If the tests fail, improve the code and repeat the process. I can't help but notice that this is eerily reminiscent of some of the prep work I did for SmartGPT. I won't go through it now, but what it involved was commanding the model to not output a solution immediately.

In fact, I wanted it to generate mistakes that students might make. Then I would force it to come up with test cases. And the rest of the steps I might cover in another video, but it was that same approach. The same idea, don't get the model to output an immediate answer, delay that as long as possible, and first generate test cases.

It's almost like you're forcing it to reason logically. And yes, in case you're wondering, this works amazingly for mathematics. Here are some of the results of AlphaCodeum compared to direct prompting across a range of models. So you might mention this video to anyone who thinks LLMs have peaked. The theme of using them for idea generation and then external experimentation just keeps occurring again and again in the literature.

We saw it with Eureka. And if you haven't seen my video on that, do check it out. The LLM GPT-4 would propose reward functions and these would be tested in a simulated environment and the reflection fed back in. And even the notorious LLM skeptic, Professor Ralph, who I interviewed for AI Insiders, updated in November his original paper on the planning abilities of LLMs, tweaking the ending to say this, "We demonstrate that LLM generated plans can improve the search process for underlying sound planners and additionally show that external verifiers can help provide feedback on the generated plans and back prompt the LLM for better plan generation." Coming from him, that's borderline euphoric.

And yes, I can't help but mention that I go into more detail on this topic on AI Insiders on Patreon. The link is in the description. And that's not just for this video on its implications for embodiment and robotics. I also interviewed Professor Rao for this video on reasoning as the Holy Grail for artificial intelligence.

While we're here though, I can't resist mentioning that I also released this video tonight on AI Insiders. Basically, it's my attempt through analyzing five papers to answer the question as to whether LLMs boost worker productivity. And no, unfortunately the ad is not yet over because today I also released this video from Donato Capitella.

He's an AI Insider himself and one of the benefits is that members can submit explainers for other insiders to watch. The best of these I'll talk about on the main channel, which is what I'm doing right now. This was a fantastic video from Donato who is a cybersecurity consultant based in London.

In fact, I fairly recently met up with him, again, proving that I am not GPT-5. I'm even gonna go one step further and recommend his YouTube channel. I think it is criminally underrated. He creates, partly with AI admittedly, these amazing detailed diagrams to explain certain topics. If you wanna know what I mean, check out his channel.

So no, in summary, LLMs are not peaking. But here's another quick example. Just 48 hours ago, we heard about Google laying off a thousand workers.
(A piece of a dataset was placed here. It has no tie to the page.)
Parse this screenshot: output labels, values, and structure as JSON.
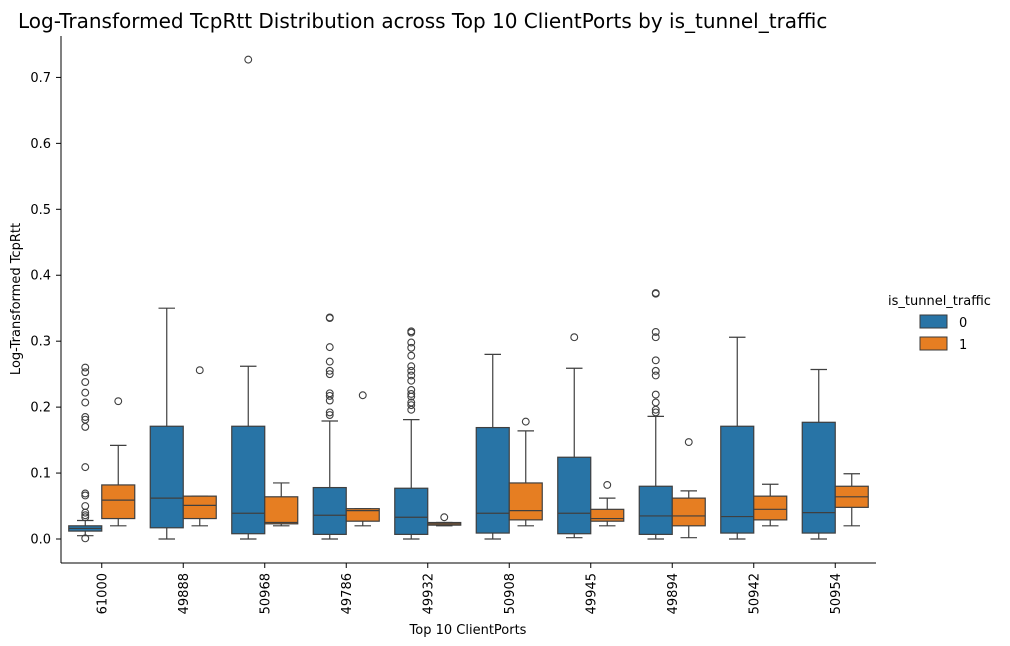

But what about their workers at Google DeepMind? No, those workers, they are spending hundreds of thousands to millions of dollars to keep them at Google.

That's because OpenAI has hired at least six of Google's Gemini contributors since October. Indeed, money-wise, I would say things are heating up rather than slowing down. I imagine Samsung have signed a multi-billion dollar contract to get access to Google Gemini models in their smartphones. And apparently, Samsung will be among the first partners to test Gemini Ultra.

So no, Alpha Geometry and Alpha Codium are definitely not AGI, but neither is the race to AGI slowing down anytime soon. Thank you so much for watching and have a wonderful day.